In Sicilia oltre un milione di lavoratori instabili e salari più bassi La Cgil: “Importante andare alle urne l’8 e il 9 giugno”
Nella Sicilia con oltre un milione di lavoratori precari, il 30 per cento dei quali sotto la soglia di povertà, l’appuntamento con le urne di domenica e lunedì prossimi per votare sui cinque
referendum acquista un significato particolare.
Perché i primi tre quesiti riguardano proprio i diritti dei lavoratori licenziati e le regole sui contratti a termine.
Il primo quesito prevede l’eliminazione di un decreto del Jobs Act che regola i contratti a tutele
crescenti nelle imprese con più di 15 dipendenti, ripristinando l’articolo 18 dello Statuto dei lavoratori che sancisce il diritto per chi è stato licenziato senza giusta causa al reintegro nel posto di lavoro e non solo al risarcimento del danno.
Il secondo quesito riguarda i lavoratori delle imprese con meno di 15 dipendenti, la maggioranza di quelle siciliane, e vuole abolire il limite massimo di sei mensilità per l’indennizzo previsto nel caso in cui un giudice abbia stabilito che il licenziamento è stato illegittimo. Con la vittoria del “Sì” torna al tribunale del Lavoro la decisione dell’ammontare dell’indennizzo che deve corrispondere al danno subito.
Infine il terzo quesito riguarda i contratti a tempo determinato e mira ad eliminare la possibilità che questi si possano adottare senza alcuna giustificazione. In particolare torna l’obbligo della “causale” anche per contratti fino a 12 mesi. Se vince il “Sì” il ricorso al tempo determinato nei limiti di un massimo di 24 mesi sarebbe possibile soltanto nei casi decisi dalla contrattazione nazionale collettiva.
Gli altri due quesiti che saranno al centro delle altre due puntate del nostro viaggio nei referendum
riguardano le norme sugli infortuni sul lavoro e quelli sulla cittadinanza per naturalizzazione.

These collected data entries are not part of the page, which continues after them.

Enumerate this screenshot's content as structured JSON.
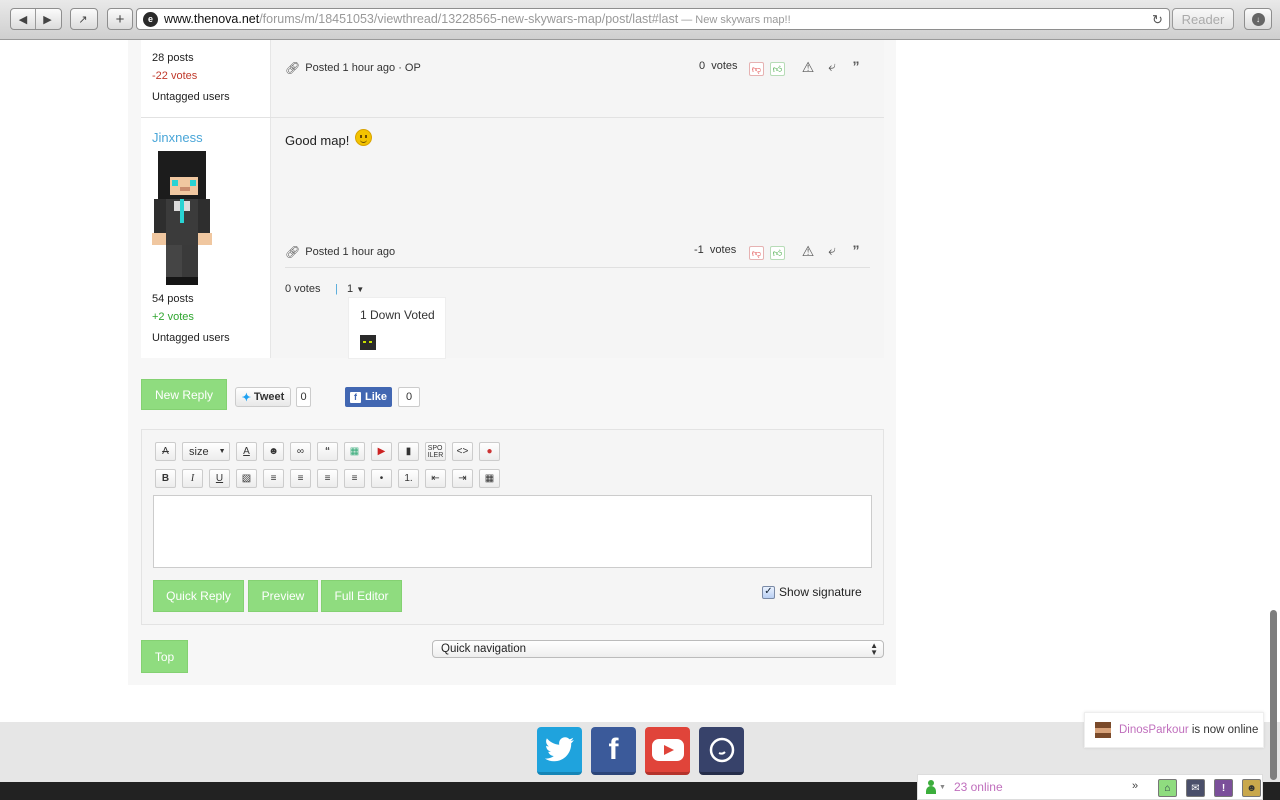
{
  "browser": {
    "url_host": "www.thenova.net",
    "url_path": "/forums/m/18451053/viewthread/13228565-new-skywars-map/post/last#last",
    "page_title_suffix": " — New skywars map!!",
    "reader_label": "Reader"
  },
  "post1": {
    "posts": "28 posts",
    "votes": "-22 votes",
    "group": "Untagged users",
    "posted": "Posted 1 hour ago · OP",
    "vote_count": "0",
    "votes_label": "votes"
  },
  "post2": {
    "username": "Jinxness",
    "body": "Good map!",
    "posts": "54 posts",
    "votes": "+2 votes",
    "group": "Untagged users",
    "posted": "Posted 1 hour ago",
    "vote_count": "-1",
    "votes_label": "votes",
    "footer_votes": "0 votes",
    "pipe": "|",
    "voters_count": "1",
    "voters_popup": "1 Down Voted"
  },
  "actions": {
    "new_reply": "New Reply",
    "tweet": "Tweet",
    "tweet_count": "0",
    "like": "Like",
    "like_count": "0"
  },
  "editor": {
    "size_label": "size",
    "quick_reply": "Quick Reply",
    "preview": "Preview",
    "full_editor": "Full Editor",
    "show_signature": "Show signature"
  },
  "nav": {
    "top": "Top",
    "quick_navigation": "Quick navigation"
  },
  "notifications": {
    "online_user": "DinosParkour",
    "online_text": " is now online",
    "online_count": "23 online"
  },
  "colors": {
    "accent_green": "#8fdc7f",
    "link_blue": "#4aa6d8",
    "negative": "#c0392b",
    "positive": "#2ea52e",
    "highlight_pink": "#c06fbd"
  }
}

«Con questi referendum — spiega il segretario della Cgil Sicilia, Alfio Mannino — c’è in ballo molto
di più delle singole norme. Noi abbiamo ereditato dai nostri padri tutele e diritti per i lavoratori migliori di quelli che avevano loro. Adesso rischiamo di consegnare ai nostri figli un lavoro senza garanzie. Per questo bisogna votare “Sì”, soprattutto in Sicilia dove il lavoro è sempre più precario».
Secondo i dati del sindacato, fra i promotori del referendum, in Sicilia su 899 mila lavoratori subordinati e 1,4 milioni di occupati in totale, soltanto 340 mila hanno un contratto a tempo indeterminato full time.

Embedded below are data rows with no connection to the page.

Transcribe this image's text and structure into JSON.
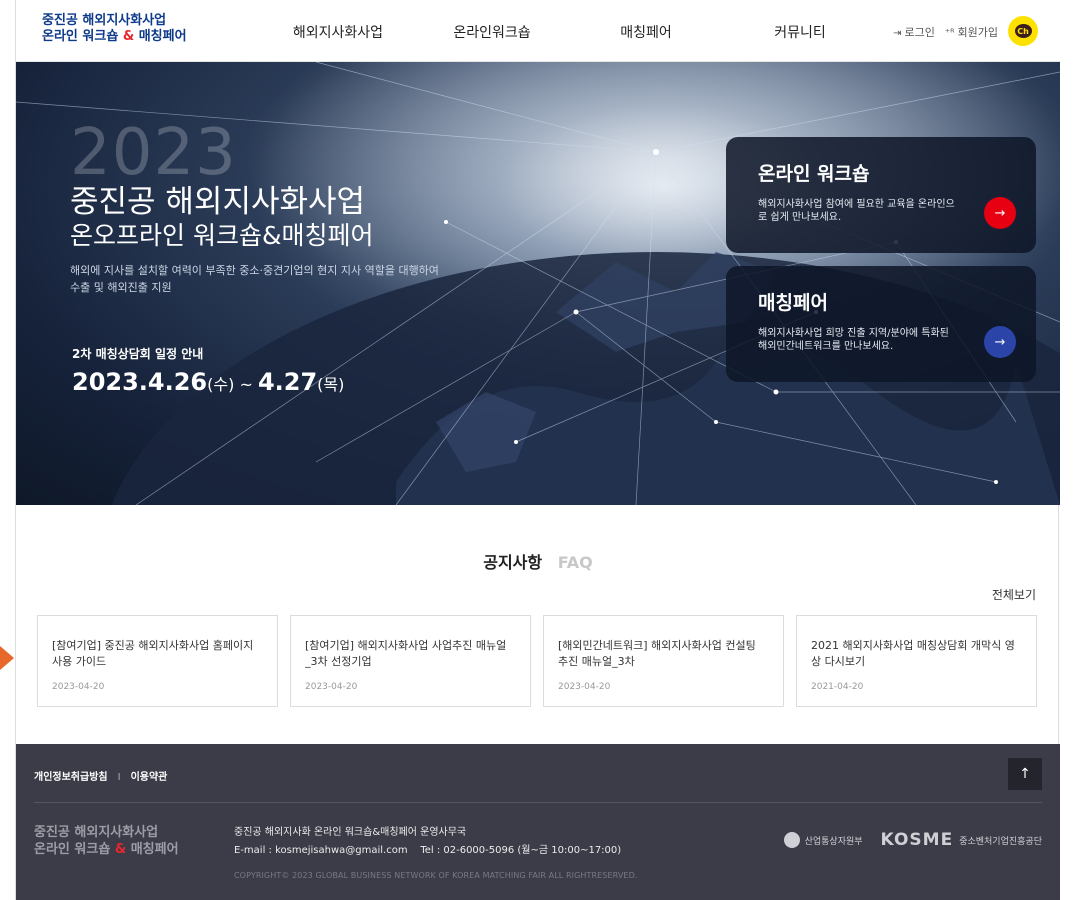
{
  "header": {
    "logo_line1": "중진공 해외지사화사업",
    "logo_line2_a": "온라인 워크숍",
    "logo_amp": "&",
    "logo_line2_b": "매칭페어",
    "nav": [
      "해외지사화사업",
      "온라인워크숍",
      "매칭페어",
      "커뮤니티"
    ],
    "login": "로그인",
    "signup": "회원가입",
    "kakao": "Ch"
  },
  "hero": {
    "year": "2023",
    "title1": "중진공 해외지사화사업",
    "title2": "온오프라인 워크숍&매칭페어",
    "desc": "해외에 지사를 설치할 여력이 부족한 중소·중견기업의 현지 지사 역할을 대행하여 수출 및 해외진출 지원",
    "schedule_label": "2차 매칭상담회 일정 안내",
    "date1": "2023.4.26",
    "day1": "(수)",
    "tilde": " ~ ",
    "date2": "4.27",
    "day2": "(목)",
    "card1": {
      "title": "온라인 워크숍",
      "desc": "해외지사화사업 참여에 필요한 교육을 온라인으로 쉽게 만나보세요.",
      "arrow": "→"
    },
    "card2": {
      "title": "매칭페어",
      "desc": "해외지사화사업 희망 진출 지역/분야에 특화된 해외민간네트워크를 만나보세요.",
      "arrow": "→"
    }
  },
  "notice": {
    "tab_active": "공지사항",
    "tab_inactive": "FAQ",
    "view_all": "전체보기",
    "items": [
      {
        "title": "[참여기업] 중진공 해외지사화사업 홈페이지 사용 가이드",
        "date": "2023-04-20"
      },
      {
        "title": "[참여기업] 해외지사화사업 사업추진 매뉴얼_3차 선정기업",
        "date": "2023-04-20"
      },
      {
        "title": "[해외민간네트워크] 해외지사화사업 컨설팅 추진 매뉴얼_3차",
        "date": "2023-04-20"
      },
      {
        "title": "2021 해외지사화사업 매칭상담회 개막식 영상 다시보기",
        "date": "2021-04-20"
      }
    ]
  },
  "footer": {
    "privacy": "개인정보취급방침",
    "sep": "I",
    "terms": "이용약관",
    "top": "↑",
    "logo_line1": "중진공 해외지사화사업",
    "logo_line2_a": "온라인 워크숍",
    "logo_amp": "&",
    "logo_line2_b": "매칭페어",
    "office": "중진공 해외지사화 온라인 워크숍&매칭페어 운영사무국",
    "email": "E-mail : kosmejisahwa@gmail.com",
    "tel": "Tel : 02-6000-5096 (월~금 10:00~17:00)",
    "copyright": "COPYRIGHT© 2023 GLOBAL BUSINESS NETWORK OF KOREA MATCHING FAIR ALL RIGHTRESERVED.",
    "org1": "산업통상자원부",
    "org2_logo": "KOSME",
    "org2_name": "중소벤처기업진흥공단"
  }
}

Significa che nell’Isola solo il 24,9% dei lavoratori dei settori privati ha un contratto a tempo pieno e indeterminato contro la media nazionale del 39,6%. E sui salari lordi lo scarto è di 6.500 euro annui.
La media siciliana si ferma, infatti, a 17.135 euro contro i 23.662 euro della media nazionale.
Il paradosso, però, è che proprio nella patria del precariato l’astensione potrebbe essere più forte
che altrove. «Noi abbiamo un gap iniziale del 12 per cento di affluenza in meno rispetto alla media
nazionale in qualunque consultazione — spiega Mannino — a questo si aggiunge anche la grande
quantità di studenti e lavoratori fuori sede che risultano residenti in Sicilia. Alcuni hanno scelto di
votare a distanza, ma i termini scadevano settimane fa, quando ancora del referendum si parlava pochissimo.
Malgrado questo, soprattutto fra i giovani, in queste settimane stiamo registrando una massiccia mobilitazione. Non aiutano, però, gli inviti all’astensionismo di buona parte dei partiti di
maggioranza, significa non avere senso delle istituzioni ma anche volere alimentare la sfiducia e la
rassegnazione dei cittadini. In questo senso ci conforta il monito del presidente della Repubblica,
Sergio Mattarella, non solo a favore della partecipazione al normale esercizio della democrazia ma
anche nei confronti delle istituzioni affinché lo promuovano sempre ». Se la Cisl ha lasciato libertà
di opinione ai suoi iscritti, dalla Uil arriva l’invito a votare “Si”:
«Non siamo fra i promotori — spiega la segretaria regionale, Luisella Lionti — ma combattiamo per il lavoro stabile, l’applicazione di contratti regolari, per la contrattazione collettiva. I referendum rientrano in questa battaglia per i diritti dei lavoratori siciliani».